Он мгновенно понял, о чем она говорит, и крепко сжал ей руку, боясь, что она забьется в истерике. Каждый из них в эти дни находился на грани нервного срыва, и сейчас Лиз было совсем плохо.
— Я не могу оставить мою девочку здесь… я не могу…
Она захлебывалась рыданиями, и Джон, несмотря на ее сопротивление, крепче прижал жену к себе.
— Ее здесь нет, Лиз, она ушла… ей сейчас хорошо.
— Ей плохо. Она моя… Я хочу, чтобы она вернулась… Я хочу, чтобы она вернулась, — повторяла она, всхлипывая.
Друзья начали постепенно расходиться, не зная, чем можно помочь безутешным родителям. Невозможно было найти нужные слова, облегчить боль или утешить их. Томми стоял рядом с ними и смотрел на родителей. Боль и тоска по Энни переполняли его.
— Как ты, сынок? — обратился к Томми, который уже не пытался скрыть текущие по щекам слезы, его хоккейный тренер.

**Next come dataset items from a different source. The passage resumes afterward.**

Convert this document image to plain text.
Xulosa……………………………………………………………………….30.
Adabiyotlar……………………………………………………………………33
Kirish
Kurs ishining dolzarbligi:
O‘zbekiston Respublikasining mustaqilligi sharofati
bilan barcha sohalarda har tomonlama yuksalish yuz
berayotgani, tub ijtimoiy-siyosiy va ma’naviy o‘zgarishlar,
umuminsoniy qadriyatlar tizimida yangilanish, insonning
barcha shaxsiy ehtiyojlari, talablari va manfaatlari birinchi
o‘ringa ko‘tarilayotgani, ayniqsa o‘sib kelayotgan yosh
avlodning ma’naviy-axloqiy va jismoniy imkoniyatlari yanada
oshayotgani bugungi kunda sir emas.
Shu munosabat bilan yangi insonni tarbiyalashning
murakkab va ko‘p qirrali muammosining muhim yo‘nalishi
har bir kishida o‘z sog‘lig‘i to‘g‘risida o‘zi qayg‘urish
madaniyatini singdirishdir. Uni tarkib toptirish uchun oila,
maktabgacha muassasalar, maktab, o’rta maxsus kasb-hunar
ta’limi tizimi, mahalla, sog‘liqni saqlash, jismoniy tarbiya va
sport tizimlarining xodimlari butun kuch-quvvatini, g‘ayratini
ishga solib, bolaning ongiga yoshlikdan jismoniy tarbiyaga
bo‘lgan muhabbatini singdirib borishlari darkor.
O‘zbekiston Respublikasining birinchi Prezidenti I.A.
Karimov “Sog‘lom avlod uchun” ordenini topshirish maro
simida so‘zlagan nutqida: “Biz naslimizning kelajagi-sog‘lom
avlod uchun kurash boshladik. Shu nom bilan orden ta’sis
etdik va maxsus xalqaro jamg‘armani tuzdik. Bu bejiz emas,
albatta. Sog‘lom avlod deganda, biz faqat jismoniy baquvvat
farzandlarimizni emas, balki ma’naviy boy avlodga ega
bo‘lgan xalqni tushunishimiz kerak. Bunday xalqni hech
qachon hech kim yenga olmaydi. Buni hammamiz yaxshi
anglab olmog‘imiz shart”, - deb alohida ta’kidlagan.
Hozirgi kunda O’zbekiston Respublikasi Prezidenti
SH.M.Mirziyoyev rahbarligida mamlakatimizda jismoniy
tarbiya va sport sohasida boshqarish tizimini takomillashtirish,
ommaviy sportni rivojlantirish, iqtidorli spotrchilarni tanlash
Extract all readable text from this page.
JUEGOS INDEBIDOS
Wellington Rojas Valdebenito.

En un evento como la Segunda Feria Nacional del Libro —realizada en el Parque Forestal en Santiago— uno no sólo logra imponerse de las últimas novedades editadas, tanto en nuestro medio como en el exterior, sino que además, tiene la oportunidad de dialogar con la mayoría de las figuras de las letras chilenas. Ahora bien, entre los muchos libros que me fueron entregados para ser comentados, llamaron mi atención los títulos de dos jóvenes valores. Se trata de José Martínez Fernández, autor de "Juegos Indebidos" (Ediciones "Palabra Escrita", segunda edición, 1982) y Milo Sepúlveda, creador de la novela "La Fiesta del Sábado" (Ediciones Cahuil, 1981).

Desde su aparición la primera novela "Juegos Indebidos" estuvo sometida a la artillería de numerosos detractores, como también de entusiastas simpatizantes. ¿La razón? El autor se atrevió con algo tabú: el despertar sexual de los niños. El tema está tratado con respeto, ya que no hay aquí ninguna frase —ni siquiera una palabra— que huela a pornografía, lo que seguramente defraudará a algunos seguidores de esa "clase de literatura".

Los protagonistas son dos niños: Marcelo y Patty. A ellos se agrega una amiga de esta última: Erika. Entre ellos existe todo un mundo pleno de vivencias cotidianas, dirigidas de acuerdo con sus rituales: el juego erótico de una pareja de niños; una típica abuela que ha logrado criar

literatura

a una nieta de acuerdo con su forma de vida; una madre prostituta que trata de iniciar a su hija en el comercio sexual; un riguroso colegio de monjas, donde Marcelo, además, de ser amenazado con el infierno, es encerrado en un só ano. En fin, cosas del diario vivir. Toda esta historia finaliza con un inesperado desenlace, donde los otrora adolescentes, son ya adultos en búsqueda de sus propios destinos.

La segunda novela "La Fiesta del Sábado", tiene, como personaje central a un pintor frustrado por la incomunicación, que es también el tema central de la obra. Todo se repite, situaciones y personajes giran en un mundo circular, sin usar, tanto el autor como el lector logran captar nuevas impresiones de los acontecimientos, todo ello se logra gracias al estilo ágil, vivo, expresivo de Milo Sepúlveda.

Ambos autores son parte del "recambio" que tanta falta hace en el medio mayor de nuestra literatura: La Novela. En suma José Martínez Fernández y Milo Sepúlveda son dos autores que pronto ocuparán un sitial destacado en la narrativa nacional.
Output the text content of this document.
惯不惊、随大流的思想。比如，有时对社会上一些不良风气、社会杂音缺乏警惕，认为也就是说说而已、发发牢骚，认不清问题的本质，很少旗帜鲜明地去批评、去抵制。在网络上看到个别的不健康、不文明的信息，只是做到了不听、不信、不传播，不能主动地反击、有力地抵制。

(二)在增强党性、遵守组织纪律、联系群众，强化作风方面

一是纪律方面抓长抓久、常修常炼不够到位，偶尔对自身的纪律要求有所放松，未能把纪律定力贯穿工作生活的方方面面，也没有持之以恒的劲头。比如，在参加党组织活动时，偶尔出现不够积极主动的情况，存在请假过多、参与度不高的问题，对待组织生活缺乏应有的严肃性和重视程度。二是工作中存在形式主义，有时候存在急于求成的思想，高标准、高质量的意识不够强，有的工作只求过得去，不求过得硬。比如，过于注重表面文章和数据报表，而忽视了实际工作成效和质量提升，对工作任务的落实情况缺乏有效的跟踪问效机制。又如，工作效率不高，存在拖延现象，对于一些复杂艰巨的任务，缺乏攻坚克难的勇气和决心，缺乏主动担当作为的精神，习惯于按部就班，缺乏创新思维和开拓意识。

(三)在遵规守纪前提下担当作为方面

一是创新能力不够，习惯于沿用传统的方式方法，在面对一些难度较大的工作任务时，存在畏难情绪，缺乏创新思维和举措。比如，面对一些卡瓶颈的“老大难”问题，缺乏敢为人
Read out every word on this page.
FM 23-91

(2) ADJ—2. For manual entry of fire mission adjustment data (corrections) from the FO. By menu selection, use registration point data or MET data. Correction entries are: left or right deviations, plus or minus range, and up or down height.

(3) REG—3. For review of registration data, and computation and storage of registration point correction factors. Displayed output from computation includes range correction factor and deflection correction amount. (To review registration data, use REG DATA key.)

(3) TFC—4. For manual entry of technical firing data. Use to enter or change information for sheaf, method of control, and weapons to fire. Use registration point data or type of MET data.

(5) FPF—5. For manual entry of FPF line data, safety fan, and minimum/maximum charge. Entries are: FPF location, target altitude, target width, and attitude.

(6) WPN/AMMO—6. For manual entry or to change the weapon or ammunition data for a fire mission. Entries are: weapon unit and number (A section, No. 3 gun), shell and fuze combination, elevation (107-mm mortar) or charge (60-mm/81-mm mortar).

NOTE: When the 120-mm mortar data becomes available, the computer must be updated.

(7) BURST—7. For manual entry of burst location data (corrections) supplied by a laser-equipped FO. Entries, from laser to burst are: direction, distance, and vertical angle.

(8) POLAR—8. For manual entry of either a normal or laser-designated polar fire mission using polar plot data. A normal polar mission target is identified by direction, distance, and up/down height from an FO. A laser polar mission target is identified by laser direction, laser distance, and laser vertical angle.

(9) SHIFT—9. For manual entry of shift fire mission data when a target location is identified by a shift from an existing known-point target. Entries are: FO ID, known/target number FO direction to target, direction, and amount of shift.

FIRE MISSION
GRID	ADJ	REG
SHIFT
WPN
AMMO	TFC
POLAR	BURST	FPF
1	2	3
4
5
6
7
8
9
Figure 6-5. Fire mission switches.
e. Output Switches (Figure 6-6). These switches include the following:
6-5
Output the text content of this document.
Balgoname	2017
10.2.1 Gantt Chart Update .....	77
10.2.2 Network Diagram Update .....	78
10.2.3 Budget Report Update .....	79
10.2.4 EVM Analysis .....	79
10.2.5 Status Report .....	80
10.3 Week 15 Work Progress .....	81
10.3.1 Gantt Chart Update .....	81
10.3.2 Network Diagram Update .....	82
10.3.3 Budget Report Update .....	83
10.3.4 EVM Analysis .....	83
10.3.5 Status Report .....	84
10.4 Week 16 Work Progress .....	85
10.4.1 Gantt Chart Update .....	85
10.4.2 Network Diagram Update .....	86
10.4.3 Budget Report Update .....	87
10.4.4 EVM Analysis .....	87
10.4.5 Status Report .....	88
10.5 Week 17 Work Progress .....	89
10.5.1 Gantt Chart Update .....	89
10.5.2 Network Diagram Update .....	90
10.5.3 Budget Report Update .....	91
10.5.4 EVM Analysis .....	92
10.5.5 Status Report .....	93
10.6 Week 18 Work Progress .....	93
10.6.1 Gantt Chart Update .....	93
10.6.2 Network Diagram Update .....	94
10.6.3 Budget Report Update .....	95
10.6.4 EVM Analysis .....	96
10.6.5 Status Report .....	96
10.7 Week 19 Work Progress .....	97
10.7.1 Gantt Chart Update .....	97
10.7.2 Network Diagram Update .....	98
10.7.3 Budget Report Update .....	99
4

«Ничего», — хотел было ответить мальчик, но слова застряли у него в горле, он только покачал головой и в порыве отчаяния припал к широкой груди своего наставника.
— Я знаю, я знаю… Я потерял сестру, когда мне был двадцать один год, а ей было пятнадцать… это ужасно… это действительно ужасно.
Помни о ней всегда… Энни была такой милой крошкой, — говорил он, успокаивающе похлопывая Томми по плечу. — Помни ее, сынок. Всю твою жизнь она будет сопровождать тебя… дарить тебе свои маленькие подарки.
Ангелы всегда дарят подарки… ты просто не всегда это замечаешь. Но они не оставляют тебя. Она здесь, близко. Говори с ней, когда остаешься в одиночестве… она услышит тебя… и ты услышишь ее… ты никогда ее не потеряешь.
С минуту Томми смотрел на него недоверчивым взглядом, не ожидая услышать подобные слова от тренера, а затем кивнул.
Джону наконец удалось увести жену от могилы. Когда Лиз шла к машине, ноги у нее подкашивались и она буквально висла на нем.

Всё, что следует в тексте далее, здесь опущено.